Salvador

Jose* a ouvert un salon de coiffure à San Salvador, avec l’aide du HCR, du gouvernement salvadorien et de partenaires locaux. © UNHCR/Diana Diaz

Par Diana Diaz

Les adultes se souviennent souvent de leur adolescence comme de la meilleure période de leur vie, une période où ils étaient jeunes, insouciants et libres; une période où ils pouvaient faire des erreurs et apprendre de celles-ci. Mais pour des jeunes hommes comme Jose*, être insouciant, libre ou faire des erreurs n’est pas une option.

« Être jeune au Salvador peut être dangereux, explique-t-il. Lorsque vous sortez, les gangs vous harcèlent. Ils veulent que vous leur fassiez des faveurs, que vous collectiez leur taxe pour eux ou que vous les avertissiez lorsque la police arrive. »

Il ajoute que les jeunes femmes sont souvent forcées d’avoir des relations amoureuses ou sexuelles avec les membres des gangs, et que les jeunes hommes sont incités à vendre de la drogue, à faire des courses ou à devenir des membres à temps plein des groupes. « C’est une décision difficile. Si vous dites non, ils menacent de s’en prendre à vous ou à votre famille. »

L’année dernière, le gouvernement a enregistré 50,3 homicides par tranche de 100 000 habitants, soit une moyenne de neuf personnes tuées tous les jours au Salvador. Avec une population tout juste supérieure à six millions, El Salvador est l’un des pays les plus violents au monde. Avec les gangs qui cherchent sans relâche à contrôler le territoire, l’extorsion, le viol et le harcèlement ont été normalisés dans une culture d’impunité apparente.

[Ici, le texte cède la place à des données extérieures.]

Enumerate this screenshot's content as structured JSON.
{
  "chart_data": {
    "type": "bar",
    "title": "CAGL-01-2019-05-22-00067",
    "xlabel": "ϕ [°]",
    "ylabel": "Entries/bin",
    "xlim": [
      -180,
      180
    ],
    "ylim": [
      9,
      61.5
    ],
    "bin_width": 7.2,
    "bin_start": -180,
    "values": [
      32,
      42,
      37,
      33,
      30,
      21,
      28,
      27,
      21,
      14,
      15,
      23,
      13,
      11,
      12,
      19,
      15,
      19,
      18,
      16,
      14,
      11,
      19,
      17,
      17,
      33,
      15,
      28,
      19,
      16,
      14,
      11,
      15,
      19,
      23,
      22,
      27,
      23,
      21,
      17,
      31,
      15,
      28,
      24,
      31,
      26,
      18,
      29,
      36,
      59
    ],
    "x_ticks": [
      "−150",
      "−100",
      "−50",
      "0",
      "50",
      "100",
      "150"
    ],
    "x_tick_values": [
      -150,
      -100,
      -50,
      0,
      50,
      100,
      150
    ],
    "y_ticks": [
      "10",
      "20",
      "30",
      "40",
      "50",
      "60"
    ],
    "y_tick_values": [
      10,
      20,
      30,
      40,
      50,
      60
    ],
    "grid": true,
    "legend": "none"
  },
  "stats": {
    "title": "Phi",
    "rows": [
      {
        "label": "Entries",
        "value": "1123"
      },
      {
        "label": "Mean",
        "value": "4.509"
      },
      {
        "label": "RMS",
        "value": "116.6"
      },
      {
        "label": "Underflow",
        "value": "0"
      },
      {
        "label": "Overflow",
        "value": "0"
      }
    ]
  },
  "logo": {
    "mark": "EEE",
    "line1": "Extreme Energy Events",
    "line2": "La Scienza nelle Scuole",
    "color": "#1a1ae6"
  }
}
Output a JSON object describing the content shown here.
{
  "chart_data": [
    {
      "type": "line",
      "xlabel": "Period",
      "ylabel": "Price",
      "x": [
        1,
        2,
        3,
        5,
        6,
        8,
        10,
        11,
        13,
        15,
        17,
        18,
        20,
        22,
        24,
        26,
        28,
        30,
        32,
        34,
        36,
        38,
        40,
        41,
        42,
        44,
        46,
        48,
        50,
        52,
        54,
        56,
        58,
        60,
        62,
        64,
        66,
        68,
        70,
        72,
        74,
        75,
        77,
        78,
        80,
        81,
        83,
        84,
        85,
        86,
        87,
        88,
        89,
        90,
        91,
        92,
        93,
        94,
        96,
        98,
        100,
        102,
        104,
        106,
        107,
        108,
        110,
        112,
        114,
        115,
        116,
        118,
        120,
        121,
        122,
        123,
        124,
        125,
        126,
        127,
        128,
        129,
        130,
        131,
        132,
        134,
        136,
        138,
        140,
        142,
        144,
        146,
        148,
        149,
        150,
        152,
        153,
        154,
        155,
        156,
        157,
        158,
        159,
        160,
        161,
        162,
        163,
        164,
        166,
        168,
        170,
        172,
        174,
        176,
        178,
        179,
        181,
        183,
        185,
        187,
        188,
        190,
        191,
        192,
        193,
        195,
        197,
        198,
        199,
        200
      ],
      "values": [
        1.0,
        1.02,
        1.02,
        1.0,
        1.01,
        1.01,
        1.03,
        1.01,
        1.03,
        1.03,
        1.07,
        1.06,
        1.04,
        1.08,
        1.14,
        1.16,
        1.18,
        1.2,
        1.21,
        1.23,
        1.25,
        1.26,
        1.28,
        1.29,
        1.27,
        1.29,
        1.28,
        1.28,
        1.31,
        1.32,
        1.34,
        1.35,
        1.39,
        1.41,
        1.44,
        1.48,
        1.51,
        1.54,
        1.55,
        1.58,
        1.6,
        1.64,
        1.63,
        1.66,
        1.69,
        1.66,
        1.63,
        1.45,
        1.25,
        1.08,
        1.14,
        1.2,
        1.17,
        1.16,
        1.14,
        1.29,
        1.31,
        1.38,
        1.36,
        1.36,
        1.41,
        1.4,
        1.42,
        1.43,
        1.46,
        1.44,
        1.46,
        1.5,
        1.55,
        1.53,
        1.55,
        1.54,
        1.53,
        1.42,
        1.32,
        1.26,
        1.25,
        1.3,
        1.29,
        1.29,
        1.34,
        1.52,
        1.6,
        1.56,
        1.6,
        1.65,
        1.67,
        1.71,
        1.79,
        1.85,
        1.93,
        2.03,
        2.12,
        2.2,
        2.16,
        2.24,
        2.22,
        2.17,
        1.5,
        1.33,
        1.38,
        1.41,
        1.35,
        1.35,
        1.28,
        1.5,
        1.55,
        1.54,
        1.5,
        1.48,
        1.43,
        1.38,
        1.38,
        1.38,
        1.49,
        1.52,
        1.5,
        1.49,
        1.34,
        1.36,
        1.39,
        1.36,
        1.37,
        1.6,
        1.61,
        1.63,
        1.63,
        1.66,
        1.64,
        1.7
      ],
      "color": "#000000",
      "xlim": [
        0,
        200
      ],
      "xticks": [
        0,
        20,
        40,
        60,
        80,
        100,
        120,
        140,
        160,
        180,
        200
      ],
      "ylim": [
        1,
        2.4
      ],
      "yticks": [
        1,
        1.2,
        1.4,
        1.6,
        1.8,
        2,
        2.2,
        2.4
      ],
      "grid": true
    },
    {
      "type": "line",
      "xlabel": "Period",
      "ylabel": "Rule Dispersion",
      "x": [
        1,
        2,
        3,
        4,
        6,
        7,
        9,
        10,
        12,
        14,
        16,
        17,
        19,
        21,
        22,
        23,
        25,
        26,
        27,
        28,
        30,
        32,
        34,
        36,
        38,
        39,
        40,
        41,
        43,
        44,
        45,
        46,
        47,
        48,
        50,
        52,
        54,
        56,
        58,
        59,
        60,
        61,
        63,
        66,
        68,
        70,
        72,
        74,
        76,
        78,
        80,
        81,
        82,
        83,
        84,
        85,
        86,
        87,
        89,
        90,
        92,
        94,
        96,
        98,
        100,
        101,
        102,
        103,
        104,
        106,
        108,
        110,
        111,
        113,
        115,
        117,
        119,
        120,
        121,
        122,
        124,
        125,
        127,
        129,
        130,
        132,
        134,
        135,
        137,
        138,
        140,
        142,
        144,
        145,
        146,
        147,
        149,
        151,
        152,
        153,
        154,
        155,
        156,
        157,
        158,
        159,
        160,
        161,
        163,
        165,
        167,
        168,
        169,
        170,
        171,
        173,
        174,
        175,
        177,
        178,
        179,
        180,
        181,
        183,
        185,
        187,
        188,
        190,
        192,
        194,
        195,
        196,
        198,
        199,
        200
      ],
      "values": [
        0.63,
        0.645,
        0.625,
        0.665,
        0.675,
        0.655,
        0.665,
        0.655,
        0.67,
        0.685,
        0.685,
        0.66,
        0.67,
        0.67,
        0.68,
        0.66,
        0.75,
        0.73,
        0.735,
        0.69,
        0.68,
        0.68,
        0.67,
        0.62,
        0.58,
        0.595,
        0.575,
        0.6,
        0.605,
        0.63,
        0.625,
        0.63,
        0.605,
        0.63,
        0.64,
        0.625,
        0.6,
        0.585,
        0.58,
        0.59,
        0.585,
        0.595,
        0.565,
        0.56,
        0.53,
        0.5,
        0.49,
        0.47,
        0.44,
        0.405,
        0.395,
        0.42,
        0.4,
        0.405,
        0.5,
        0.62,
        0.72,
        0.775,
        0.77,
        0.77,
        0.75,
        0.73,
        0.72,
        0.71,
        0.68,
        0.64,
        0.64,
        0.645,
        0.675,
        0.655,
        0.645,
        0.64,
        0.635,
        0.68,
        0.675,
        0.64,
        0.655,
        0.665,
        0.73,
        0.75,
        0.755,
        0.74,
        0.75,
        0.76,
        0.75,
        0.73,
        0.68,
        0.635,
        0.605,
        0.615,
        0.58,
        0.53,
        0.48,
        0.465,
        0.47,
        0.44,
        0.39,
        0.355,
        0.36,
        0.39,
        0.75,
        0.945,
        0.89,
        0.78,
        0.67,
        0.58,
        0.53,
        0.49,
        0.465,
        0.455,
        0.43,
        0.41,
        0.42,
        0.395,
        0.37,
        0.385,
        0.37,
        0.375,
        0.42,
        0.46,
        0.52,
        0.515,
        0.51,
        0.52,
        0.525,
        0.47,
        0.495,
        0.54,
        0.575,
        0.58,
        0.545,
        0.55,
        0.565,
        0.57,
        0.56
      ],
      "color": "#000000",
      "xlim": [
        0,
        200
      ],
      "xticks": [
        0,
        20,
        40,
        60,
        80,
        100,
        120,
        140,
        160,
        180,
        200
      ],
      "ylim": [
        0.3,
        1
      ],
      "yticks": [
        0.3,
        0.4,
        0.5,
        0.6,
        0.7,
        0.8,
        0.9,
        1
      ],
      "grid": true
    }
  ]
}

Cette situation de terreur permanente a forcé des milliers de Salvadoriens à fuir leur domicile. Selon une étude gouvernementale appuyée par le HCR, de 2006 à 2016, 71 500 Salvadoriens ont été déplacés à l’intérieur du pays, soit une moyenne de 600 personnes tous les mois. Parmi eux, on compte des milliers de braves jeunes femmes et jeunes hommes qui ont dû choisir entre quitter leur communauté ou être tué s’ils refusaient de participer aux activités criminelles des gangs.

La violence ne doit pas dicter notre avenir.

Jose a fui deux fois dans un pays voisin, mais il a été déporté dans son pays les deux fois. Il essaie maintenant de rendre sa communauté plus sûre, afin que d’autres puissent rester.

« J’ai décidé que cette situation devait cesser, affirme-t-il. La violence ne doit pas dicter notre avenir. Nous devons reprendre le contrôle sur notre vie, malgré les dangers omniprésents. »

Le HCR collabore avec le gouvernement et des organismes d’aide humanitaire et de développement pour lancer des initiatives qui rendront la vie des personnes déplacées au Salvador plus sûre.

« Je fais partie d’un groupe de jeunes qui ont été en mesure de lancer de petites entreprises et qui suivent des cours pour les faire prospérer, indique Jose. Cela m’a beaucoup aidé à retrouver l’espoir. »

Bien qu’il soit parfois paralysé par la peur, il est résolument tourné vers l’avenir. « Je fais partie de ces braves jeunes femmes et jeunes hommes qui, malgré la peur constante, savent qu’ils ont un avenir. Nous ne pouvons pas perdre espoir. Nous pouvons réaliser nos rêves. »

* Le nom a été changé pour protéger son identité.


Ce que fait le HCR

Le HCR et les organismes gouvernementaux du Salvador collaborent pour identifier les gens qui ont besoin de protection dans les communautés déplacées, ainsi que les personnes qui risquent d’être déplacées. Ces partenariats consistent également à travailler ensemble pour offrir des programmes communautaires qui aideront les personnes à risque à rester en sécurité et à trouver des façons de subvenir à leurs besoins.